A core will typically be set up through a call to pic_ioport() with the port
type set to IOPT_CORE. Using the returned dma channel, the user can then set
any user parameters with pic_setkey() or a block of parameters with pic_wpm().
The dataflow routing is directed by the IPORT and OPORT flags in the call to
pic_ioport(). When pic_dmafunc() is called on this dma channel with the
DMA_ONESHOT or DMA_CONTINUOUS mode, the routes are enabled and data will begin
flowing to the core's input port. Data is throttled via the ready lines istat
and ostat.
The icelib.c routines are C, Fortran, or Java callable.
If you are running X-Midas or NeXtMidas, the ICECORE primitive can be used to
setup the user registers, or the PICD SET and PICD GET commands. For example:
ICECORE/core=V ifile ofile "User" {P8=123,P9=456} /dump=2
runs any Verilated core with the generic "User" core interface, in this case setting
register 8 to 123 and register 9 to 456. The actual run-time contents of these two
registers is queried and dumped to the screen for debug.
To graphically examine the signal traces for the Verilog run, set the unix environment
variable VERILATOR_TFN to a filename to recieve the test vector output. Install gtkwave
version 3.3.42 or later and run it with this filename as the first argument.
To create test vectors for Concurrent-EDA's automated C-to-FPGA process, set the
unix environment variable ICECORE_TFN to a filename root to recieve the test vectors.
It will create the ${ICECORE_TFN}_pin, _pout, _din, and _dout files for the core's
configuration plan in, and plan out per pass, the input data, and expected output data.
See explain ICECORE for other switches.
For testing the FPGA code on an actual ICE card with non-realtime dataflow,
make sure the card is reset with the proper flags such as
PIC RESET PIC1 /flags=PMFPGA=U
to load the user FPGA code and run the ICECORE routine with additional switches:
ICECORE/core=I ifile ofile "User" {P8=123,P9=456} /dump=2 /card=PIC1
For more examples of macros using these routines, see $ICEROOT/fat/testcore.mm,
$ICEROOT/fat/testnoop.mm $ICEROOT/fat/testuser.mm $ICEROOT/fat/testdemod.mm.
Currently, the realtime dataflow must still use the SOURCEPIC/SINKPIC primitives.
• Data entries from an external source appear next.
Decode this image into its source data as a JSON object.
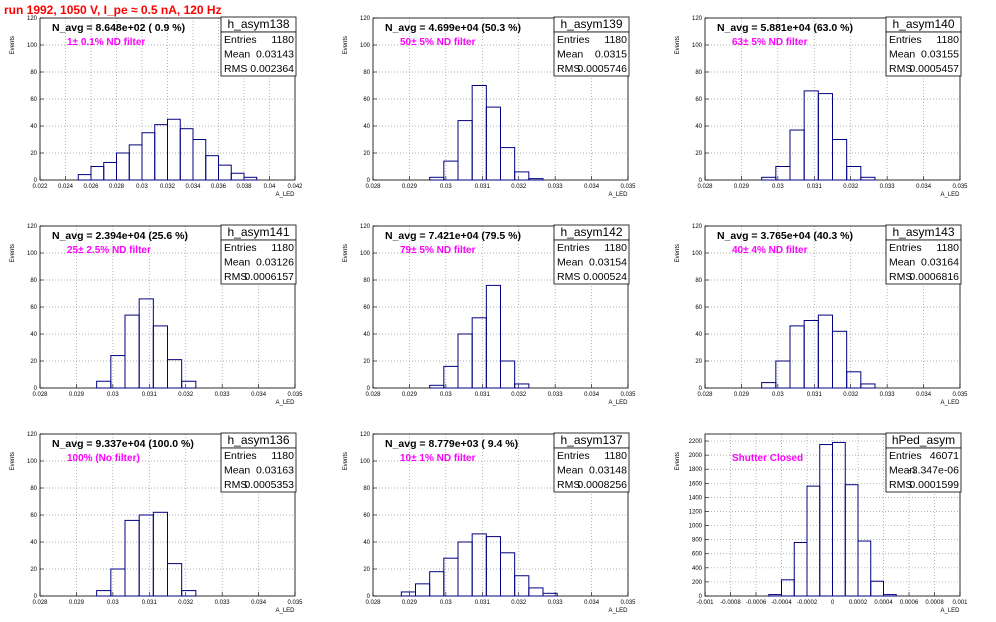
{
  "page": {
    "title": "run 1992,  1050 V, I_pe ≈ 0.5 nA, 120 Hz"
  },
  "chart_data": [
    {
      "type": "histogram",
      "name": "h_asym138",
      "ylabel": "Events",
      "xlabel": "A_LED",
      "xlim": [
        0.022,
        0.042
      ],
      "ylim": [
        0,
        120
      ],
      "xticks": [
        "0.022",
        "0.024",
        "0.026",
        "0.028",
        "0.03",
        "0.032",
        "0.034",
        "0.036",
        "0.038",
        "0.04",
        "0.042"
      ],
      "yticks": [
        "0",
        "20",
        "40",
        "60",
        "80",
        "100",
        "120"
      ],
      "annotation": "N_avg = 8.648e+02 ( 0.9 %)",
      "filter": "1± 0.1% ND filter",
      "stats": {
        "entries": "1180",
        "mean": "0.03143",
        "rms": "0.002364"
      },
      "bins_x": [
        0.0255,
        0.0265,
        0.0275,
        0.0285,
        0.0295,
        0.0305,
        0.0315,
        0.0325,
        0.0335,
        0.0345,
        0.0355,
        0.0365,
        0.0375,
        0.0385
      ],
      "bins_y": [
        4,
        10,
        13,
        20,
        26,
        35,
        41,
        45,
        38,
        30,
        18,
        11,
        5,
        2
      ]
    },
    {
      "type": "histogram",
      "name": "h_asym139",
      "ylabel": "Events",
      "xlabel": "A_LED",
      "xlim": [
        0.0275,
        0.0365
      ],
      "ylim": [
        0,
        120
      ],
      "xticks": [
        "0.028",
        "0.029",
        "0.03",
        "0.031",
        "0.032",
        "0.033",
        "0.034",
        "0.035"
      ],
      "yticks": [
        "0",
        "20",
        "40",
        "60",
        "80",
        "100",
        "120"
      ],
      "annotation": "N_avg = 4.699e+04 (50.3 %)",
      "filter": "50± 5% ND filter",
      "stats": {
        "entries": "1180",
        "mean": "0.0315",
        "rms": "0.0005746"
      },
      "bins_x": [
        0.02975,
        0.03025,
        0.03075,
        0.03125,
        0.03175,
        0.03225,
        0.03275,
        0.03325
      ],
      "bins_y": [
        2,
        14,
        44,
        70,
        54,
        24,
        6,
        1
      ]
    },
    {
      "type": "histogram",
      "name": "h_asym140",
      "ylabel": "Events",
      "xlabel": "A_LED",
      "xlim": [
        0.0275,
        0.0365
      ],
      "ylim": [
        0,
        120
      ],
      "xticks": [
        "0.028",
        "0.029",
        "0.03",
        "0.031",
        "0.032",
        "0.033",
        "0.034",
        "0.035"
      ],
      "yticks": [
        "0",
        "20",
        "40",
        "60",
        "80",
        "100",
        "120"
      ],
      "annotation": "N_avg = 5.881e+04 (63.0 %)",
      "filter": "63± 5% ND filter",
      "stats": {
        "entries": "1180",
        "mean": "0.03155",
        "rms": "0.0005457"
      },
      "bins_x": [
        0.02975,
        0.03025,
        0.03075,
        0.03125,
        0.03175,
        0.03225,
        0.03275,
        0.03325
      ],
      "bins_y": [
        2,
        10,
        37,
        66,
        64,
        30,
        10,
        2
      ]
    },
    {
      "type": "histogram",
      "name": "h_asym141",
      "ylabel": "Events",
      "xlabel": "A_LED",
      "xlim": [
        0.0275,
        0.0365
      ],
      "ylim": [
        0,
        120
      ],
      "xticks": [
        "0.028",
        "0.029",
        "0.03",
        "0.031",
        "0.032",
        "0.033",
        "0.034",
        "0.035"
      ],
      "yticks": [
        "0",
        "20",
        "40",
        "60",
        "80",
        "100",
        "120"
      ],
      "annotation": "N_avg = 2.394e+04 (25.6 %)",
      "filter": "25± 2.5% ND filter",
      "stats": {
        "entries": "1180",
        "mean": "0.03126",
        "rms": "0.0006157"
      },
      "bins_x": [
        0.02975,
        0.03025,
        0.03075,
        0.03125,
        0.03175,
        0.03225,
        0.03275
      ],
      "bins_y": [
        5,
        24,
        54,
        66,
        46,
        21,
        5
      ]
    },
    {
      "type": "histogram",
      "name": "h_asym142",
      "ylabel": "Events",
      "xlabel": "A_LED",
      "xlim": [
        0.0275,
        0.0365
      ],
      "ylim": [
        0,
        120
      ],
      "xticks": [
        "0.028",
        "0.029",
        "0.03",
        "0.031",
        "0.032",
        "0.033",
        "0.034",
        "0.035"
      ],
      "yticks": [
        "0",
        "20",
        "40",
        "60",
        "80",
        "100",
        "120"
      ],
      "annotation": "N_avg = 7.421e+04 (79.5 %)",
      "filter": "79± 5% ND filter",
      "stats": {
        "entries": "1180",
        "mean": "0.03154",
        "rms": "0.000524"
      },
      "bins_x": [
        0.02975,
        0.03025,
        0.03075,
        0.03125,
        0.03175,
        0.03225,
        0.03275
      ],
      "bins_y": [
        2,
        16,
        40,
        52,
        76,
        20,
        3
      ]
    },
    {
      "type": "histogram",
      "name": "h_asym143",
      "ylabel": "Events",
      "xlabel": "A_LED",
      "xlim": [
        0.0275,
        0.0365
      ],
      "ylim": [
        0,
        120
      ],
      "xticks": [
        "0.028",
        "0.029",
        "0.03",
        "0.031",
        "0.032",
        "0.033",
        "0.034",
        "0.035"
      ],
      "yticks": [
        "0",
        "20",
        "40",
        "60",
        "80",
        "100",
        "120"
      ],
      "annotation": "N_avg = 3.765e+04 (40.3 %)",
      "filter": "40± 4% ND filter",
      "stats": {
        "entries": "1180",
        "mean": "0.03164",
        "rms": "0.0006816"
      },
      "bins_x": [
        0.02975,
        0.03025,
        0.03075,
        0.03125,
        0.03175,
        0.03225,
        0.03275,
        0.03325
      ],
      "bins_y": [
        4,
        20,
        46,
        50,
        54,
        42,
        12,
        3
      ]
    },
    {
      "type": "histogram",
      "name": "h_asym136",
      "ylabel": "Events",
      "xlabel": "A_LED",
      "xlim": [
        0.0275,
        0.0365
      ],
      "ylim": [
        0,
        120
      ],
      "xticks": [
        "0.028",
        "0.029",
        "0.03",
        "0.031",
        "0.032",
        "0.033",
        "0.034",
        "0.035"
      ],
      "yticks": [
        "0",
        "20",
        "40",
        "60",
        "80",
        "100",
        "120"
      ],
      "annotation": "N_avg = 9.337e+04 (100.0 %)",
      "filter": "100% (No filter)",
      "stats": {
        "entries": "1180",
        "mean": "0.03163",
        "rms": "0.0005353"
      },
      "bins_x": [
        0.02975,
        0.03025,
        0.03075,
        0.03125,
        0.03175,
        0.03225,
        0.03275
      ],
      "bins_y": [
        4,
        20,
        56,
        60,
        62,
        24,
        4
      ]
    },
    {
      "type": "histogram",
      "name": "h_asym137",
      "ylabel": "Events",
      "xlabel": "A_LED",
      "xlim": [
        0.0275,
        0.0365
      ],
      "ylim": [
        0,
        120
      ],
      "xticks": [
        "0.028",
        "0.029",
        "0.03",
        "0.031",
        "0.032",
        "0.033",
        "0.034",
        "0.035"
      ],
      "yticks": [
        "0",
        "20",
        "40",
        "60",
        "80",
        "100",
        "120"
      ],
      "annotation": "N_avg = 8.779e+03 ( 9.4 %)",
      "filter": "10± 1% ND filter",
      "stats": {
        "entries": "1180",
        "mean": "0.03148",
        "rms": "0.0008256"
      },
      "bins_x": [
        0.02875,
        0.02925,
        0.02975,
        0.03025,
        0.03075,
        0.03125,
        0.03175,
        0.03225,
        0.03275,
        0.03325,
        0.03375
      ],
      "bins_y": [
        3,
        9,
        18,
        28,
        40,
        46,
        44,
        32,
        15,
        6,
        2
      ]
    },
    {
      "type": "histogram",
      "name": "hPed_asym",
      "ylabel": "Events",
      "xlabel": "A_LED",
      "xlim": [
        -0.001,
        0.001
      ],
      "ylim": [
        0,
        2300
      ],
      "xticks": [
        "-0.001",
        "-0.0008",
        "-0.0006",
        "-0.0004",
        "-0.0002",
        "0",
        "0.0002",
        "0.0004",
        "0.0006",
        "0.0008",
        "0.001"
      ],
      "yticks": [
        "0",
        "200",
        "400",
        "600",
        "800",
        "1000",
        "1200",
        "1400",
        "1600",
        "1800",
        "2000",
        "2200"
      ],
      "annotation": "",
      "filter": "Shutter Closed",
      "stats": {
        "entries": "46071",
        "mean": "-3.347e-06",
        "rms": "0.0001599"
      },
      "bins_x": [
        -0.00045,
        -0.00035,
        -0.00025,
        -0.00015,
        -5e-05,
        5e-05,
        0.00015,
        0.00025,
        0.00035,
        0.00045
      ],
      "bins_y": [
        20,
        230,
        760,
        1560,
        2150,
        2180,
        1580,
        780,
        210,
        20
      ]
    }
  ]
}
SOURCEPIC/PORT=PM1CORE1 ramfile _out PIC1AUTO
PICDRIVER/PORT=PM1CORE1 set PIC1AUTO CORE+32 123
PICDRIVER/PORT=PM1CORE1 set PIC1AUTO CORE+36 456
will set this up the same core using the realtime dataflow on an ICE card.
Naming:
The two cores on the main board are named PM0CORE1 and PM0CORE2.
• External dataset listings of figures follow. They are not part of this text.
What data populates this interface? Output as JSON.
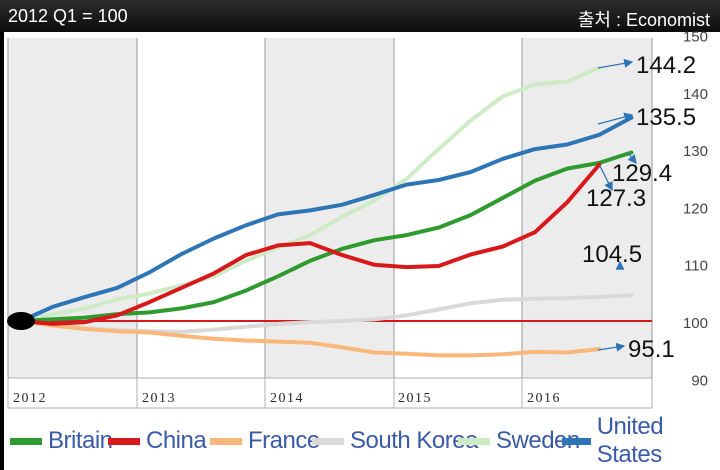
{
  "header": {
    "left_text": "2012 Q1 = 100",
    "right_text": "출처 : Economist"
  },
  "chart_data": {
    "type": "line",
    "x_start": 2012.0,
    "x_tick_labels": [
      "2012",
      "2013",
      "2014",
      "2015",
      "2016"
    ],
    "y_ticks": [
      90,
      100,
      110,
      120,
      130,
      140,
      150
    ],
    "ylim": [
      90,
      150
    ],
    "baseline": 100,
    "series": [
      {
        "name": "Britain",
        "color": "#2f9a2f",
        "points": [
          [
            2012.0,
            100
          ],
          [
            2012.25,
            100.3
          ],
          [
            2012.5,
            100.6
          ],
          [
            2012.75,
            101.2
          ],
          [
            2013.0,
            101.5
          ],
          [
            2013.25,
            102.2
          ],
          [
            2013.5,
            103.3
          ],
          [
            2013.75,
            105.3
          ],
          [
            2014.0,
            107.8
          ],
          [
            2014.25,
            110.5
          ],
          [
            2014.5,
            112.6
          ],
          [
            2014.75,
            114.1
          ],
          [
            2015.0,
            115.0
          ],
          [
            2015.25,
            116.3
          ],
          [
            2015.5,
            118.5
          ],
          [
            2015.75,
            121.5
          ],
          [
            2016.0,
            124.5
          ],
          [
            2016.25,
            126.6
          ],
          [
            2016.5,
            127.6
          ],
          [
            2016.75,
            129.4
          ]
        ]
      },
      {
        "name": "China",
        "color": "#d7191c",
        "points": [
          [
            2012.0,
            100
          ],
          [
            2012.25,
            99.5
          ],
          [
            2012.5,
            99.8
          ],
          [
            2012.75,
            101.0
          ],
          [
            2013.0,
            103.3
          ],
          [
            2013.25,
            105.8
          ],
          [
            2013.5,
            108.3
          ],
          [
            2013.75,
            111.5
          ],
          [
            2014.0,
            113.2
          ],
          [
            2014.25,
            113.6
          ],
          [
            2014.5,
            111.5
          ],
          [
            2014.75,
            109.8
          ],
          [
            2015.0,
            109.4
          ],
          [
            2015.25,
            109.6
          ],
          [
            2015.5,
            111.6
          ],
          [
            2015.75,
            113.0
          ],
          [
            2016.0,
            115.5
          ],
          [
            2016.25,
            120.7
          ],
          [
            2016.5,
            127.3
          ]
        ]
      },
      {
        "name": "France",
        "color": "#f9b87a",
        "points": [
          [
            2012.0,
            100
          ],
          [
            2012.25,
            99.2
          ],
          [
            2012.5,
            98.6
          ],
          [
            2012.75,
            98.2
          ],
          [
            2013.0,
            98.0
          ],
          [
            2013.25,
            97.4
          ],
          [
            2013.5,
            96.9
          ],
          [
            2013.75,
            96.6
          ],
          [
            2014.0,
            96.4
          ],
          [
            2014.25,
            96.2
          ],
          [
            2014.5,
            95.4
          ],
          [
            2014.75,
            94.5
          ],
          [
            2015.0,
            94.3
          ],
          [
            2015.25,
            94.0
          ],
          [
            2015.5,
            94.0
          ],
          [
            2015.75,
            94.2
          ],
          [
            2016.0,
            94.6
          ],
          [
            2016.25,
            94.5
          ],
          [
            2016.5,
            95.1
          ]
        ]
      },
      {
        "name": "South Korea",
        "color": "#d9d9d9",
        "points": [
          [
            2012.0,
            100
          ],
          [
            2012.25,
            99.3
          ],
          [
            2012.5,
            98.8
          ],
          [
            2012.75,
            98.4
          ],
          [
            2013.0,
            98.2
          ],
          [
            2013.25,
            98.1
          ],
          [
            2013.5,
            98.5
          ],
          [
            2013.75,
            99.0
          ],
          [
            2014.0,
            99.5
          ],
          [
            2014.25,
            99.8
          ],
          [
            2014.5,
            100.0
          ],
          [
            2014.75,
            100.3
          ],
          [
            2015.0,
            101.0
          ],
          [
            2015.25,
            102.0
          ],
          [
            2015.5,
            103.1
          ],
          [
            2015.75,
            103.7
          ],
          [
            2016.0,
            103.9
          ],
          [
            2016.25,
            104.0
          ],
          [
            2016.5,
            104.2
          ],
          [
            2016.75,
            104.5
          ]
        ]
      },
      {
        "name": "Sweden",
        "color": "#cdebc4",
        "points": [
          [
            2012.0,
            100
          ],
          [
            2012.25,
            101.2
          ],
          [
            2012.5,
            102.2
          ],
          [
            2012.75,
            103.8
          ],
          [
            2013.0,
            104.8
          ],
          [
            2013.25,
            106.2
          ],
          [
            2013.5,
            107.8
          ],
          [
            2013.75,
            110.5
          ],
          [
            2014.0,
            112.8
          ],
          [
            2014.25,
            115.0
          ],
          [
            2014.5,
            118.2
          ],
          [
            2014.75,
            121.0
          ],
          [
            2015.0,
            124.8
          ],
          [
            2015.25,
            130.0
          ],
          [
            2015.5,
            135.0
          ],
          [
            2015.75,
            139.2
          ],
          [
            2016.0,
            141.3
          ],
          [
            2016.25,
            141.8
          ],
          [
            2016.5,
            144.2
          ]
        ]
      },
      {
        "name": "United States",
        "color": "#2e75b6",
        "points": [
          [
            2012.0,
            100
          ],
          [
            2012.25,
            102.5
          ],
          [
            2012.5,
            104.2
          ],
          [
            2012.75,
            105.8
          ],
          [
            2013.0,
            108.5
          ],
          [
            2013.25,
            111.7
          ],
          [
            2013.5,
            114.4
          ],
          [
            2013.75,
            116.7
          ],
          [
            2014.0,
            118.6
          ],
          [
            2014.25,
            119.3
          ],
          [
            2014.5,
            120.3
          ],
          [
            2014.75,
            122.0
          ],
          [
            2015.0,
            123.8
          ],
          [
            2015.25,
            124.6
          ],
          [
            2015.5,
            126.0
          ],
          [
            2015.75,
            128.3
          ],
          [
            2016.0,
            130.0
          ],
          [
            2016.25,
            130.8
          ],
          [
            2016.5,
            132.5
          ],
          [
            2016.75,
            135.5
          ]
        ]
      }
    ],
    "annotations": [
      {
        "text": "144.2",
        "value": 144.2
      },
      {
        "text": "135.5",
        "value": 135.5
      },
      {
        "text": "129.4",
        "value": 129.4
      },
      {
        "text": "127.3",
        "value": 127.3
      },
      {
        "text": "104.5",
        "value": 104.5
      },
      {
        "text": "95.1",
        "value": 95.1
      }
    ]
  },
  "legend": [
    {
      "label": "Britain",
      "color": "#2f9a2f"
    },
    {
      "label": "China",
      "color": "#d7191c"
    },
    {
      "label": "France",
      "color": "#f9b87a"
    },
    {
      "label": "South Korea",
      "color": "#d9d9d9"
    },
    {
      "label": "Sweden",
      "color": "#cdebc4"
    },
    {
      "label": "United States",
      "color": "#2e75b6"
    }
  ]
}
Cores on processor module 1 are named CORE11, CORE12, MCORE11, and MCORE12 ( or PM1CORE1 and PM1CORE2).
Cores on processor module 2 are named CORE21, CORE22, MCORE21, and MCORE22 ( or PM2CORE1 and PM2CORE2).
Addressing:
Each core has a set of 32bit wide registers that are read/writable through the
pic_setkey, pic_getkey, pic_wpm, and pic_rpm routines. Each core has a 24 bit
register address window with a base address (upper 8 bits) defined in iceppc.h.
Use the FLG_PPC_BUS flag on pic_wpm and pic_rpm calls to address the system
register bus and the KEY_CORE key for the pic_setkey and pic_getkey calls.
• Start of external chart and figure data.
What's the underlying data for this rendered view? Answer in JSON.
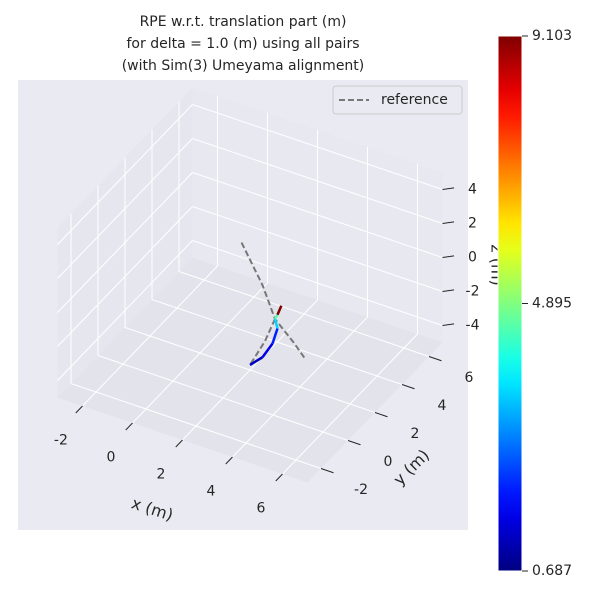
{
  "chart_data": {
    "type": "line3d",
    "title": [
      "RPE w.r.t. translation part (m)",
      "for delta = 1.0 (m) using all pairs",
      "(with Sim(3) Umeyama alignment)"
    ],
    "xlabel": "x (m)",
    "ylabel": "y (m)",
    "zlabel": "z (m)",
    "xlim": [
      -3,
      7
    ],
    "ylim": [
      -3,
      7
    ],
    "zlim": [
      -5,
      5
    ],
    "xticks": [
      -2,
      0,
      2,
      4,
      6
    ],
    "yticks": [
      -2,
      0,
      2,
      4,
      6
    ],
    "zticks": [
      -4,
      -2,
      0,
      2,
      4
    ],
    "grid": true,
    "legend": "upper right",
    "series": [
      {
        "name": "reference",
        "color": "#777777",
        "x": [
          1.5,
          2.4,
          3.0,
          3.8,
          4.3,
          null,
          3.0,
          2.6,
          2.0
        ],
        "y": [
          2.3,
          2.2,
          2.0,
          1.9,
          1.8,
          null,
          2.0,
          2.0,
          2.0
        ],
        "z": [
          2.0,
          0.0,
          -1.5,
          -2.4,
          -3.0,
          null,
          -1.5,
          -3.0,
          -4.7
        ]
      }
    ],
    "trajectory": {
      "x": [
        2.0,
        2.5,
        2.9,
        3.1,
        3.0,
        3.1,
        3.2
      ],
      "y": [
        2.0,
        2.0,
        2.0,
        2.0,
        2.0,
        2.0,
        2.1
      ],
      "z": [
        -4.7,
        -4.0,
        -3.0,
        -2.0,
        -1.5,
        -1.2,
        -0.7
      ],
      "values": [
        1.2,
        1.5,
        2.0,
        3.5,
        4.5,
        9.1,
        8.8
      ]
    },
    "colormap": "jet",
    "clim": [
      0.687,
      9.103
    ],
    "cticks": [
      0.687,
      4.895,
      9.103
    ]
  }
}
The first register address is the System register set by the system software whenever a core is activated.
0) System Register (bit 0 is enable, bit 1 is play/acq, bits[11:8] input format, [15:12] output format))
Input/Output formats: bit[2:0]? 0=16b 1=8b 2=4b 3=1b 4=32b bit[3]?complex:real
The next 7 register addresses are pre-defined and set by every call to pic_ioport on a CORE or MCORE.
1) Decimation (dec-1)
2) Gain
3) Rate (Hz)
4) Ratio (fractional binary)
5) Frame (frame-1)
6) Frequency (fractional binary)
7) Flags
The next 8 are reserved for other system routines.